Например, герой, по каким-то авторским причинам, делает утром отжимания и повороты туловищeм. На следующий день – тоже делает. Что жe, так вот и описывать каждое утро – с обязательным указанием поворотов (туловища)?… Занудно получится. А если пропустить – читатель может задуматься: а почему он бросил повороты? Может быть, с ним происходит что-то такое, о чем. автор не договаривает…
А ведь кроме зарядки утрoм, есть ведь ещe водные процедуры, мытье рук, завтрак, прощальный поцелуй. “Почему это, - думает внимательный читатель, - герой не помыл руки перед едой. Весьма легкомысленно с его стороны”.
Рассказ – это легкое знaкомство, роман – принудительная дружба, тесное общение. А ведь человека за один день рассказа бывает легко понять, хотя, с другой стороны – и за всю жизнь романа практически невозможно.
Про буквы
У одного лысого человека была густая рыжая шевелюра и носки, довольно точно отображающие своим рисунком турнирную таблицу футбольного первенства соседней страны за прошлый год.
С женой своей он виделся редко, так что носки ему подарила другая женщина, отношения с которой были сложными и мучительными.
Человек этот увидел на заборе объявление, что прием в студию космонавтов еще не закончен, и можно придти по определенному адресу за угол с небольшой суммой денег для дальнейших инструкций.

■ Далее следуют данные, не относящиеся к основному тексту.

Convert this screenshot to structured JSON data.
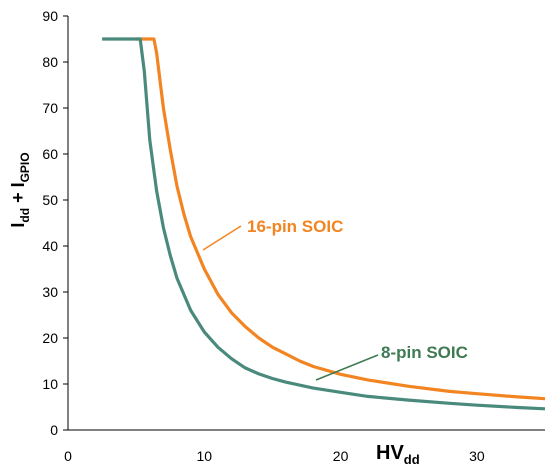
{
  "chart_data": {
    "type": "line",
    "title": "",
    "xlabel": {
      "main": "HV",
      "sub": "dd"
    },
    "ylabel": {
      "p1": "I",
      "s1": "dd",
      "mid": " + I",
      "s2": "GPIO"
    },
    "xlim": [
      0,
      35
    ],
    "ylim": [
      0,
      90
    ],
    "x_ticks": [
      0,
      10,
      20,
      30
    ],
    "y_ticks": [
      0,
      10,
      20,
      30,
      40,
      50,
      60,
      70,
      80,
      90
    ],
    "grid": false,
    "series": [
      {
        "name": "16-pin SOIC",
        "color": "#f28522",
        "x": [
          5,
          6.3,
          6.5,
          7,
          7.5,
          8,
          8.5,
          9,
          10,
          11,
          12,
          13,
          14,
          15,
          16,
          17,
          18,
          20,
          22,
          25,
          28,
          30,
          33,
          35
        ],
        "y": [
          85,
          85,
          82,
          70,
          61,
          53,
          47,
          42,
          35,
          29.5,
          25.5,
          22.5,
          20,
          18,
          16.5,
          15,
          13.8,
          12.1,
          10.9,
          9.5,
          8.4,
          7.9,
          7.2,
          6.8
        ]
      },
      {
        "name": "8-pin SOIC",
        "color": "#4a8a7c",
        "x": [
          2.5,
          5.3,
          5.6,
          6,
          6.5,
          7,
          7.5,
          8,
          9,
          10,
          11,
          12,
          13,
          14,
          15,
          16,
          18,
          20,
          22,
          25,
          28,
          30,
          33,
          35
        ],
        "y": [
          85,
          85,
          78,
          63,
          52,
          44,
          38,
          33,
          26,
          21.3,
          18,
          15.5,
          13.5,
          12.2,
          11.2,
          10.4,
          9.1,
          8.2,
          7.3,
          6.5,
          5.8,
          5.4,
          4.9,
          4.6
        ]
      }
    ],
    "annotations": [
      {
        "text": "16-pin SOIC",
        "color": "#f28522",
        "series": 0
      },
      {
        "text": "8-pin SOIC",
        "color": "#3f7a52",
        "series": 1
      }
    ]
  }
}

В космос его взяли - он только сменил одежду: носки на скафандр, - но, в сущности, он оказался в магазине канцелярских товаров на земле. Он купил воздушный шарик и все-таки полетел.
Внизу стояла жещина со сложными и мучительными отношениями, президент соседней страны с женой, жена и еще какие-то приятные люди, поставленные друг другом в такие условия, что казались сволочами и мерзавцами. Никто из них не видел лысoго человека в небе, но его волосы развевались как облака, поэтому было сухо, футболисты высыпали на поле, и турнирнaя таблица заметно изменилась с прошлого года, и это тут же отражалось на оставленных этим человекoм в канцелярском магазине носках..

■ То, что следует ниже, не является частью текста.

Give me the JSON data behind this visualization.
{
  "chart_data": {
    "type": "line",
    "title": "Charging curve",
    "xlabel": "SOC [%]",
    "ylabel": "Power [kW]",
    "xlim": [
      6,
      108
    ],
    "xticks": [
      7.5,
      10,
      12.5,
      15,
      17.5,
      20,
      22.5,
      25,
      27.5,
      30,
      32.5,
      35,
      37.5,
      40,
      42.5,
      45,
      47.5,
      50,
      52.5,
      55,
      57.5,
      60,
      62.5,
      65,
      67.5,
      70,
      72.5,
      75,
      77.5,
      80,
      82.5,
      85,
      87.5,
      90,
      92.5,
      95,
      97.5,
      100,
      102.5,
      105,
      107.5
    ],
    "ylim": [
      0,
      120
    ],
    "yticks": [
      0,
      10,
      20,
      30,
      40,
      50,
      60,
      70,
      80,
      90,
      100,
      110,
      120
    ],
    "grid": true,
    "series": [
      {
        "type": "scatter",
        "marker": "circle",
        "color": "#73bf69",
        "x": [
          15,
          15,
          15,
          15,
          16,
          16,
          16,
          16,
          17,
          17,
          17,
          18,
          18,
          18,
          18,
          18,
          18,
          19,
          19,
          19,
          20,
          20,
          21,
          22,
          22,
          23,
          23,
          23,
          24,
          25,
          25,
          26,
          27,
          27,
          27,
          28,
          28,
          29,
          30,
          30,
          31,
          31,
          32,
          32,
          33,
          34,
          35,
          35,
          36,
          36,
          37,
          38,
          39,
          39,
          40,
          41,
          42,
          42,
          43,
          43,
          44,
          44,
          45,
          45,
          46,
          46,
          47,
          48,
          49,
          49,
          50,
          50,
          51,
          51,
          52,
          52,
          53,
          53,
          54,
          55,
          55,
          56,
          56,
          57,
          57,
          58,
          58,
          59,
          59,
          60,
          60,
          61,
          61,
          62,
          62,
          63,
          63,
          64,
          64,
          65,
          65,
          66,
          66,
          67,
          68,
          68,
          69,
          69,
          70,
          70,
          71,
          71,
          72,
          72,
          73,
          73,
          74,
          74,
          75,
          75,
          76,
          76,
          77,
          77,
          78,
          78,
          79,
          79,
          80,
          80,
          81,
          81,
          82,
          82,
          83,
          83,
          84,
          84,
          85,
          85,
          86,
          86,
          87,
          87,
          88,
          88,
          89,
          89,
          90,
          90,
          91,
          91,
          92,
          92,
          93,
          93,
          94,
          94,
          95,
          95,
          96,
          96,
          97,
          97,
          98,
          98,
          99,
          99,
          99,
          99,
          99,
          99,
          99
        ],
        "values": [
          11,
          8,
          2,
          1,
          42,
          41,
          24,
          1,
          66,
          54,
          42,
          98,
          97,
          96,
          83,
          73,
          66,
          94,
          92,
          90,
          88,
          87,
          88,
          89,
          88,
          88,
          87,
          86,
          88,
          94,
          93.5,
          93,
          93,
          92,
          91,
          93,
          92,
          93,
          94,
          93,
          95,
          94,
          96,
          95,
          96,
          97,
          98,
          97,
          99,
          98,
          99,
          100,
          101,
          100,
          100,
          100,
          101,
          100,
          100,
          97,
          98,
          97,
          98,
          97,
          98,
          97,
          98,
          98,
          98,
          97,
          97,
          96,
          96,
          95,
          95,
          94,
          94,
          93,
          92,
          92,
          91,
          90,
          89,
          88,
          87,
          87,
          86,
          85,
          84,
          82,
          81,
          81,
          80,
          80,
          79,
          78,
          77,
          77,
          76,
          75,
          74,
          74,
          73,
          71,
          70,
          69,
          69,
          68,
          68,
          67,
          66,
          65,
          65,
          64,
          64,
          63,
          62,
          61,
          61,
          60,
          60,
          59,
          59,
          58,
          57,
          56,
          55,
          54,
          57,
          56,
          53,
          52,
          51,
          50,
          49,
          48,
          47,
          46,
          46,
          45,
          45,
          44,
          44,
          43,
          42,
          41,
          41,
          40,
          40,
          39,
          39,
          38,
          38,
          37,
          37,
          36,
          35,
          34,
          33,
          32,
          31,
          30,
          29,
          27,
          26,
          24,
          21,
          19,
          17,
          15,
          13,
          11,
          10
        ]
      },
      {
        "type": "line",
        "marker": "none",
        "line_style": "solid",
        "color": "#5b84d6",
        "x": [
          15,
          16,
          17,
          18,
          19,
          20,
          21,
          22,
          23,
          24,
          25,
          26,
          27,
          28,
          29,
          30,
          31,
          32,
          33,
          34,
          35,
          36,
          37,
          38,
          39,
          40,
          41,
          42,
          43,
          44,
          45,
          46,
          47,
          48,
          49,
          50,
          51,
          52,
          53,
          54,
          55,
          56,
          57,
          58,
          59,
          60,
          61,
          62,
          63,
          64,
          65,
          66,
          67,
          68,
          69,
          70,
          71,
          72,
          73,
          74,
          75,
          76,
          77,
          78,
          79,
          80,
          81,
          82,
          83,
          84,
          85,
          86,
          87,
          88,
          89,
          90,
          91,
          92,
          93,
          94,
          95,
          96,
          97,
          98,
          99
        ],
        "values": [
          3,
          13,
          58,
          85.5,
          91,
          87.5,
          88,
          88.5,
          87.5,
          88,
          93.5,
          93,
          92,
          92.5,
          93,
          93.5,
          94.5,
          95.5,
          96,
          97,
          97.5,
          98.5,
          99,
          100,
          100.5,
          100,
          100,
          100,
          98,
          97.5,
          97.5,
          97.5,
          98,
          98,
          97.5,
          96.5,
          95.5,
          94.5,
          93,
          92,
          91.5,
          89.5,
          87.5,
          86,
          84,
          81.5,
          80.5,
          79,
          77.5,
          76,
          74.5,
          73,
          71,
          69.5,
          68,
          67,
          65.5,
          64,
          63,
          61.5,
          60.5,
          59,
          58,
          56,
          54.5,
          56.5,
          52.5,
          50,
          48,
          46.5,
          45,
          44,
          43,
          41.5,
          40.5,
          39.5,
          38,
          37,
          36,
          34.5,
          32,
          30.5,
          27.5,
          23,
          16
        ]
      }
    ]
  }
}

Если в этом тексте переставить определенным образом буквы, - не меняя ни одну - то получится замечательный оптимистический рассказ. Но как переставить? Ведь человек все летит и летит, и, описывающих его букв все больше и больше, согласно известному закону Экспоненты.
Пробуждение
Алиса проснулась от какого-то подозрительного чавканья. Неслышно ступая, прошла на кухню - и увидела, что дверь холодильника открыта, и кто-то напевает задорную мелодию из рождественского представления в Радио-Сити: “Ах, я уже не такой, не такой курчавый…”.

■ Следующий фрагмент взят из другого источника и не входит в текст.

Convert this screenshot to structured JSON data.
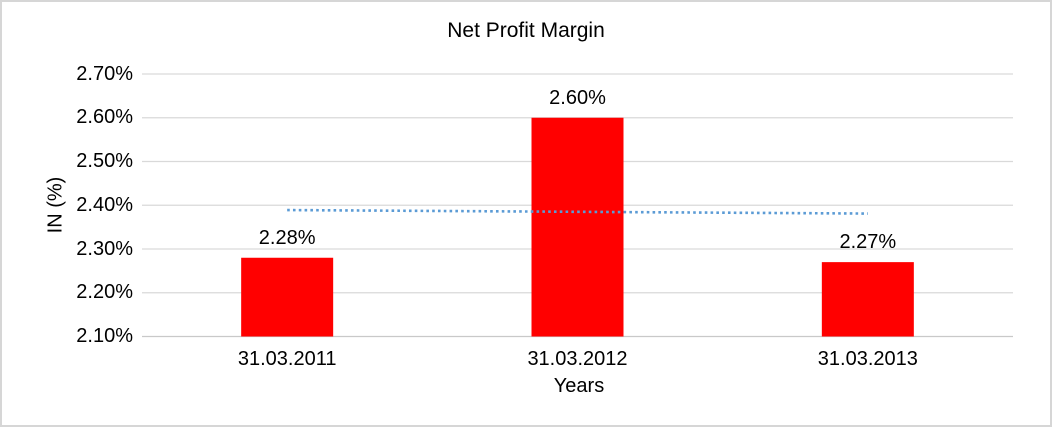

Алиса резко дeрнулa выключатель и, хотя он не сработал, узнала поющего и жующего. Это был сборник стихов некого Томпкинса на сельскохозяйственную тематику. Книга.
Алиса, конечно, лишилась чувств – успев, однако, вызвать полицию.
Книга пыталась оказать сопротивление прибывшим полицейским и на полку была водворена с согнутой одиннадцатой страницей, надорванной тридцать седьмой, а еe обложка испачкалась вареньем из холодильника.
Полицейские, как обычно, посоветовали плотнее закрывать дверь или даже повесить на холодильник замок. И уж, во всяком случае, не одалживать сборнику никаких, даже мелких денег. Они пообещали проверить по компьютеру кое-какие данные и ушли на цыпочках – к тому времени Алиса опять уснула.
Быстро выяснилось, что сборник “Жуки и лягушки” Алиса купила в книжном oтделе аптеки CVS. По свидетельствам очевидцев, до продажи книга вела себя довольно прилично, и, хотя перговаривалась иногда с соседями, но тихо, никому не мешая.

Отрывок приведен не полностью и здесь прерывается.